Убогий захохотал. Поднял с земли хитон, надел на себя. Тот облепил тело юродивого, неприятно подчеркивая ребра. С полы одежды текла вода.

Диакон помягчел.

— Ну что, не испугали тебя, в купальне-то?

— Разве полена могут навредить другому полену, друг?

Теперь рассмеялся диакон. Он редко позволял себе смех, и оттого душа его успокоилась в этом теплом человеческом проявлении радости и симпатии.

— Пойдем ко мне? — предложил диакон. В своё убежище отец Иоанн приглашал только близких друзей.

Тот ничего не ответил.

+++

Птицы летели высоко, небольшой стаей. Одна впереди, за ней косяк — пять птиц одной стороны, шесть с другой. Они летели на восток и к вечеру будут пролетать над его пустынью. Там стареющий подвижник, уже весь засеребренный летами, посмотрит в небо, и увидев стаю, скажет: «Это мне шлет поклон авва Симеон, мой друг и спостник».

Иногда, очень редко, на Симеона находила тоска по своей пустыни. Двадцать девять лет он провел на одном месте, думал, найдет там своё упокоение… Сначала было тяжело. Его одолевали воспоминания о матери, случалось, душило уныние, а порой пробуждался внутри зверь, готовый всех поглотить, растерзать, в клочки порвать. Тогда он брал топор и колол дрова, или рубил лес, или до одури носил от источника и назад воду, если телесный труд не помогал, вставал на молитву или бежал к другу, тот жил недалеко, его тоже звали Иоанн. Кроткий, мягкий душою, Иоанн, всегда был рядом, всегда готов выслушать, разделить псалмопение, и скудную трапезу. Он слушал о злоключениях Симеона, и сразу становилось легче нести избранный крест. Но однажды стало так тяжело, плоть настолько одолевала Симеона, что охватило отчаяние, и тогда ночью приснился ему его отец духовный, Никон. Во сне он подошел к подвижнику и вылил ему на живот святой воды. С тех пор тело больше не тревожило Симеона. Но затосковал дух. Это случилось на двадцать восьмой год его пустынножительства. Опечалился Симеон, стал скучать о человеке, о людях. Особенно ночью, во время бдений наваливалась на него волной какая-то невыразимая боль, стенания живых существ, обитающих где-то в этом мире. Он ясно увидел, как люди одиноки, как несчастны они в своей нелюбви и равнодушии, как болеют грехами, мучаются и мучают друг друга. И нестерпимы стали стены кельи, замыкающие его мир, и узка стала пустынь, прячущая от него людей. И жизнь его, богобоязненная и праведная, представилась пустой и ненужной. Он боролся с этой напастью как с искушением, но сильнее и тверже голос внутри говорил: «Иди, Симеоне, иди, посмейся над миром, послужи человеку»…

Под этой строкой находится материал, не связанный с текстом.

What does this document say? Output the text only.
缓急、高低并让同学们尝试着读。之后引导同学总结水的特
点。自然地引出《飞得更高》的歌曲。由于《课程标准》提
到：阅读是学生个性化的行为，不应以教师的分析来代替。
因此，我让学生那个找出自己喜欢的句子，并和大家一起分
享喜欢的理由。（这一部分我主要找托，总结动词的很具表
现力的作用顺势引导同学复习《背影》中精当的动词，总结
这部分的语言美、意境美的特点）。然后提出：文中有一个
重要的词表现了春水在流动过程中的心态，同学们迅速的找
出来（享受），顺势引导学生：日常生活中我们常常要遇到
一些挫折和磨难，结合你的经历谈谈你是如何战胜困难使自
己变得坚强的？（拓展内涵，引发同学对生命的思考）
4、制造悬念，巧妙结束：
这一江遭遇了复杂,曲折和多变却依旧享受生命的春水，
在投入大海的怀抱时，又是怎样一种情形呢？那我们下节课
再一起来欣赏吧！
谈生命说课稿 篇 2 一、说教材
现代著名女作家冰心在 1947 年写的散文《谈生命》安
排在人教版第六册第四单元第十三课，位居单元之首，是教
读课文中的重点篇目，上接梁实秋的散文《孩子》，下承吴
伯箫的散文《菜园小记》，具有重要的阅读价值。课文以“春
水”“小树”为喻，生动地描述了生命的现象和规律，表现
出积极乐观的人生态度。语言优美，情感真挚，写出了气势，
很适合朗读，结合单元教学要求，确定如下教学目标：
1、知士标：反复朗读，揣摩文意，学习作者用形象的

Он пришёл к брату своему Иоанну. «Послушай Иоанн, — начал. — встань, уйдем из пустыни. Здесь мы никому кроме себя не нужны, никому не приносим блага, ни от кого не получаем мзды, пойдем в мир послужим ближнему…» Иоанн испугался, сказал: « Смотри, Симеон, не хочет ли Диавол насмеяться над тобой?”. Симеон покачал головой: “Нет, брат, Господь зовет меня, и я пойду на Его зов. Только ты не забывай меня в своих молитвах, как я не забуду тебя, и Бог и молитвы твои спасут меня”. Долго они ещё разговаривали, молились, все не хотел Иоанн отпускать друга, спрашивал: «Как буду без тебя?» «Считай, я умер», сказал твердо. Что тут сделаешь, долго Иоанн шел рядом, провожая друга, так что монах несколько раз останавливался на пути, и говорил: «Иди, брат, возвращайся в пустынь!», но Иоанн никак не мог оторваться от него. И как обещал, не преставал молитв о своём бывшем соподвижнике, Симеон, это точно знал. Потому, когда первый человек, что заговорил с ним в этом городе оказался по имени тоже Иоанном, Симеон возрадовался духом. Не оставляет его Бог!

Симеон отвел взор от неба. Обернулся к Эмессу. Огромный каменный муравейник в этот час уже пробудился, ожил, поползли вереницей ишаки, нося на спинах людей, залаяли собаки, выслуживая себе пропитание, зазвенели в руках монеты у торговцев, пересчитывающих свои сбережения.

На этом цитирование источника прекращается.